情報検索とRAG¶
ハイブリッド検索¶
Spikuitは複数のシグナルを1つのスコアに統合して検索します:
- キーワード類似度: BM25スタイルのテキストマッチング
- セマンティック類似度: エンベッダー設定時はsqlite-vecのKNN検索を利用
- 検索可能性: FSRSベースの記憶の強さ — 定着している知識ほど上位に
- 中心性: グラフ上の位置的な重要度
- 圧力: 近傍の復習で蓄積するLIFベースの緊急度
- フィードバックブースト: QABotSessionの承認/不採用で蓄積される加点
検索拡張生成 (RAG)¶
従来のRAGパイプラインはドキュメントのチャンキング、メタデータ抽出、
エンベディングパイプラインの構築と、前処理の手間が大きいのが難点です。
Spikuitはこれを対話型キュレーションで置き換えます。エージェントが
/spkt-ingest の会話を通じて、チャンキング・タグ付け・接続まで面倒を見ます。
参考文献¶
- Robertson, S. & Zaragoza, H. (2009).

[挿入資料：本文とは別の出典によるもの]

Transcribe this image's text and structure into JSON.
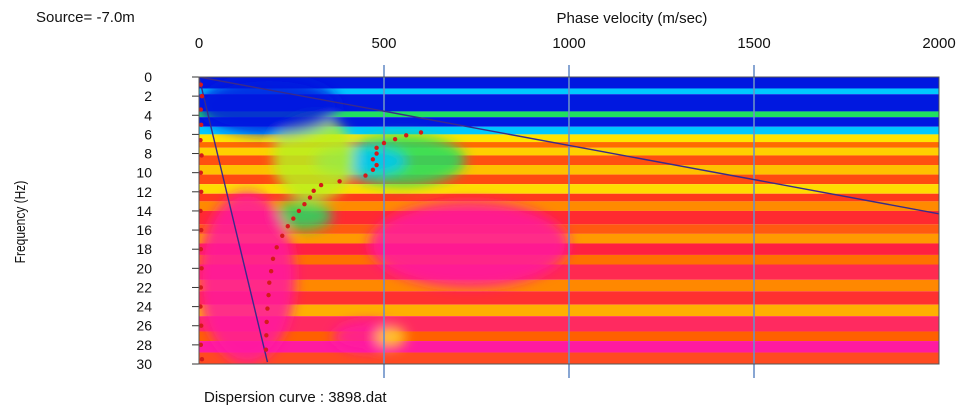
{
  "header": {
    "source_label": "Source= -7.0m"
  },
  "footer": {
    "dispersion_label": "Dispersion curve : 3898.dat"
  },
  "chart_data": {
    "type": "heatmap",
    "xlabel": "Phase velocity (m/sec)",
    "ylabel": "Frequency (Hz)",
    "xlim": [
      0,
      2000
    ],
    "ylim": [
      0,
      30
    ],
    "x_axis_position": "top",
    "y_axis_inverted": true,
    "x_ticks": [
      0,
      500,
      1000,
      1500,
      2000
    ],
    "y_ticks": [
      0,
      2,
      4,
      6,
      8,
      10,
      12,
      14,
      16,
      18,
      20,
      22,
      24,
      26,
      28,
      30
    ],
    "grid": "vertical lines at x ticks",
    "colorscale": [
      "#0018e0",
      "#00c8ff",
      "#20e060",
      "#b8f020",
      "#ffff00",
      "#ffc000",
      "#ff3a1a",
      "#ff1aa0"
    ],
    "colorscale_note": "low amplitude (blue) to high amplitude (red/magenta)",
    "bands": [
      {
        "f": [
          0,
          1.2
        ],
        "color": "#0018e0"
      },
      {
        "f": [
          1.2,
          1.8
        ],
        "color": "#00c8ff"
      },
      {
        "f": [
          1.8,
          3.6
        ],
        "color": "#0018e0"
      },
      {
        "f": [
          3.6,
          4.2
        ],
        "color": "#20e060"
      },
      {
        "f": [
          4.2,
          5.2
        ],
        "color": "#0018e0"
      },
      {
        "f": [
          5.2,
          6.0
        ],
        "color": "#00c8ff"
      },
      {
        "f": [
          6.0,
          6.8
        ],
        "color": "#ffe400"
      },
      {
        "f": [
          6.8,
          7.4
        ],
        "color": "#ff6a00"
      },
      {
        "f": [
          7.4,
          8.2
        ],
        "color": "#ffd000"
      },
      {
        "f": [
          8.2,
          9.2
        ],
        "color": "#ff5010"
      },
      {
        "f": [
          9.2,
          10.2
        ],
        "color": "#ffc000"
      },
      {
        "f": [
          10.2,
          11.2
        ],
        "color": "#ff4a10"
      },
      {
        "f": [
          11.2,
          12.2
        ],
        "color": "#ffdc00"
      },
      {
        "f": [
          12.2,
          13.0
        ],
        "color": "#ff3a1a"
      },
      {
        "f": [
          13.0,
          14.0
        ],
        "color": "#ff8a00"
      },
      {
        "f": [
          14.0,
          15.4
        ],
        "color": "#ff2a30"
      },
      {
        "f": [
          15.4,
          16.4
        ],
        "color": "#ff5a10"
      },
      {
        "f": [
          16.4,
          17.4
        ],
        "color": "#ff9a00"
      },
      {
        "f": [
          17.4,
          18.6
        ],
        "color": "#ff2040"
      },
      {
        "f": [
          18.6,
          19.6
        ],
        "color": "#ff7000"
      },
      {
        "f": [
          19.6,
          21.2
        ],
        "color": "#ff2a50"
      },
      {
        "f": [
          21.2,
          22.4
        ],
        "color": "#ff8800"
      },
      {
        "f": [
          22.4,
          23.8
        ],
        "color": "#ff3030"
      },
      {
        "f": [
          23.8,
          25.0
        ],
        "color": "#ffb000"
      },
      {
        "f": [
          25.0,
          26.6
        ],
        "color": "#ff2a60"
      },
      {
        "f": [
          26.6,
          27.6
        ],
        "color": "#ff6000"
      },
      {
        "f": [
          27.6,
          28.8
        ],
        "color": "#ff1aa0"
      },
      {
        "f": [
          28.8,
          30.0
        ],
        "color": "#ff4a20"
      }
    ],
    "blobs": [
      {
        "v": [
          380,
          720
        ],
        "f": [
          6.0,
          11.4
        ],
        "color": "#20e060"
      },
      {
        "v": [
          310,
          560
        ],
        "f": [
          7.2,
          10.4
        ],
        "color": "#00c8ff"
      },
      {
        "v": [
          200,
          420
        ],
        "f": [
          4.0,
          13.0
        ],
        "color": "#b8f020"
      },
      {
        "v": [
          0,
          380
        ],
        "f": [
          0.0,
          6.0
        ],
        "color": "#0018e0"
      },
      {
        "v": [
          200,
          360
        ],
        "f": [
          13.0,
          16.0
        ],
        "color": "#20e060"
      },
      {
        "v": [
          360,
          560
        ],
        "f": [
          25.5,
          28.8
        ],
        "color": "#ff1aa0"
      },
      {
        "v": [
          480,
          560
        ],
        "f": [
          26.2,
          28.2
        ],
        "color": "#ffe400"
      },
      {
        "v": [
          0,
          260
        ],
        "f": [
          12.0,
          30.0
        ],
        "color": "#ff1aa0"
      },
      {
        "v": [
          460,
          1000
        ],
        "f": [
          13.0,
          22.0
        ],
        "color": "#ff1aa0"
      }
    ],
    "reference_lines": [
      {
        "name": "",
        "points": [
          [
            0,
            0
          ],
          [
            2000,
            14.3
          ]
        ],
        "color": "#3a2a8a"
      },
      {
        "name": "",
        "points": [
          [
            0,
            0
          ],
          [
            185,
            29.8
          ]
        ],
        "color": "#3a2a8a"
      }
    ],
    "picked_points": [
      {
        "v": 600,
        "f": 5.8
      },
      {
        "v": 560,
        "f": 6.1
      },
      {
        "v": 530,
        "f": 6.5
      },
      {
        "v": 500,
        "f": 6.9
      },
      {
        "v": 480,
        "f": 7.4
      },
      {
        "v": 480,
        "f": 8.0
      },
      {
        "v": 470,
        "f": 8.6
      },
      {
        "v": 480,
        "f": 9.2
      },
      {
        "v": 470,
        "f": 9.7
      },
      {
        "v": 450,
        "f": 10.3
      },
      {
        "v": 380,
        "f": 10.9
      },
      {
        "v": 330,
        "f": 11.3
      },
      {
        "v": 310,
        "f": 11.9
      },
      {
        "v": 300,
        "f": 12.6
      },
      {
        "v": 285,
        "f": 13.3
      },
      {
        "v": 270,
        "f": 14.0
      },
      {
        "v": 255,
        "f": 14.8
      },
      {
        "v": 240,
        "f": 15.6
      },
      {
        "v": 225,
        "f": 16.6
      },
      {
        "v": 210,
        "f": 17.8
      },
      {
        "v": 200,
        "f": 19.0
      },
      {
        "v": 195,
        "f": 20.3
      },
      {
        "v": 190,
        "f": 21.5
      },
      {
        "v": 188,
        "f": 22.8
      },
      {
        "v": 185,
        "f": 24.2
      },
      {
        "v": 183,
        "f": 25.6
      },
      {
        "v": 182,
        "f": 27.0
      },
      {
        "v": 181,
        "f": 28.5
      },
      {
        "v": 5,
        "f": 0.8
      },
      {
        "v": 8,
        "f": 2.0
      },
      {
        "v": 5,
        "f": 3.4
      },
      {
        "v": 6,
        "f": 5.0
      },
      {
        "v": 4,
        "f": 6.6
      },
      {
        "v": 7,
        "f": 8.2
      },
      {
        "v": 5,
        "f": 10.0
      },
      {
        "v": 6,
        "f": 12.0
      },
      {
        "v": 4,
        "f": 14.0
      },
      {
        "v": 6,
        "f": 16.0
      },
      {
        "v": 5,
        "f": 18.0
      },
      {
        "v": 7,
        "f": 20.0
      },
      {
        "v": 5,
        "f": 22.0
      },
      {
        "v": 4,
        "f": 24.0
      },
      {
        "v": 6,
        "f": 26.0
      },
      {
        "v": 5,
        "f": 28.0
      },
      {
        "v": 8,
        "f": 29.5
      }
    ],
    "picked_color": "#d41a1a"
  }
}
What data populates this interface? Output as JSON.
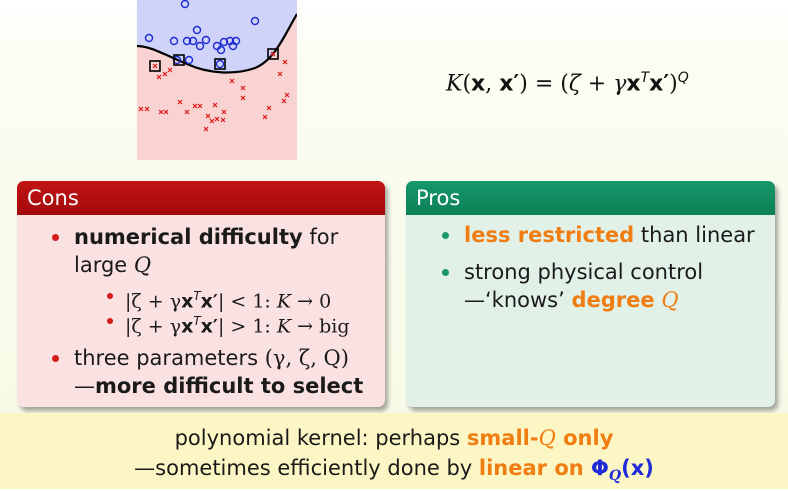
{
  "formula": {
    "lhs_k": "K",
    "lhs_args_open": "(",
    "x": "x",
    "comma": ", ",
    "xprime": "x′",
    "close": ")",
    "equals": " = ",
    "rhs_open": "(",
    "zeta": "ζ",
    "plus": " + ",
    "gamma": "γ",
    "T": "T",
    "rhs_close": ")",
    "Q": "Q"
  },
  "cons": {
    "title": "Cons",
    "item1_bold": "numerical difficulty",
    "item1_rest": " for",
    "item1_line2": "large ",
    "item1_q": "Q",
    "sub1_math": "|ζ + γ",
    "sub1_x": "x",
    "sub1_t": "T",
    "sub1_xp": "x′",
    "sub1_rest": "| < 1: ",
    "sub1_k": "K",
    "sub1_end": " → 0",
    "sub2_math": "|ζ + γ",
    "sub2_x": "x",
    "sub2_t": "T",
    "sub2_xp": "x′",
    "sub2_rest": "| > 1: ",
    "sub2_k": "K",
    "sub2_end": " → big",
    "item2_text": "three parameters ",
    "item2_math": "(γ, ζ, Q)",
    "item2_dash": "—",
    "item2_bold": "more difficult to select"
  },
  "pros": {
    "title": "Pros",
    "item1_highlight": "less restricted",
    "item1_rest": " than linear",
    "item2_line1": "strong physical control",
    "item2_line2": "—‘knows’ ",
    "item2_highlight": "degree",
    "item2_q": "Q"
  },
  "footer": {
    "line1_text": "polynomial kernel: perhaps ",
    "line1_highlight": "small-",
    "line1_q": "Q",
    "line1_only": " only",
    "line2_text": "—sometimes efficiently done by ",
    "line2_highlight": "linear on ",
    "line2_phi": "Φ",
    "line2_sub": "Q",
    "line2_arg": "(x)"
  },
  "colors": {
    "cons_accent": "#c21414",
    "pros_accent": "#0c7f55",
    "highlight": "#f07d11",
    "phi_blue": "#1f2bd8",
    "footer_bg": "#fbf6c4"
  }
}
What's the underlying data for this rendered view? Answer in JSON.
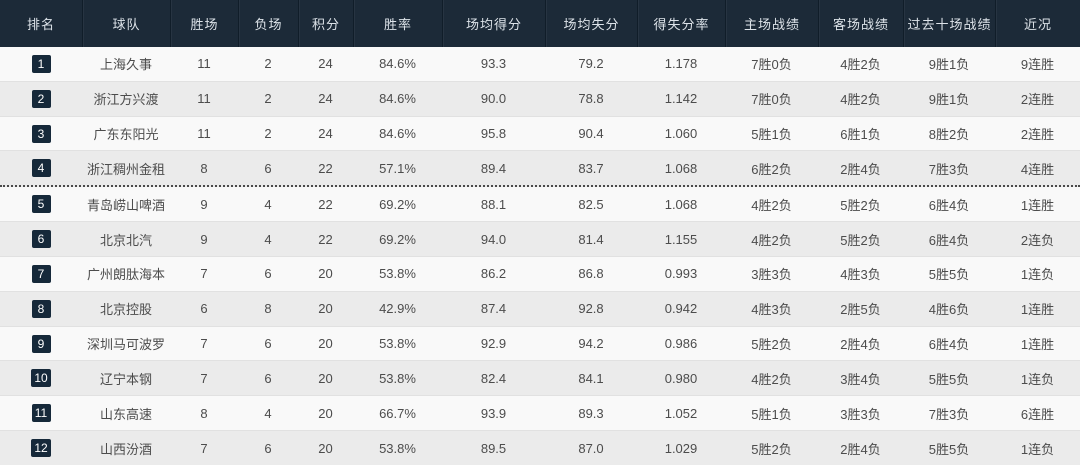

The Probabilistic Relevance Framework: BM25 and Beyond. Foundations and Trends in Information Retrieval, 3(4), 333–389.
- Lewis, P. et al. (2020). Retrieval-Augmented Generation for Knowledge-Intensive NLP Tasks. NeurIPS 2020.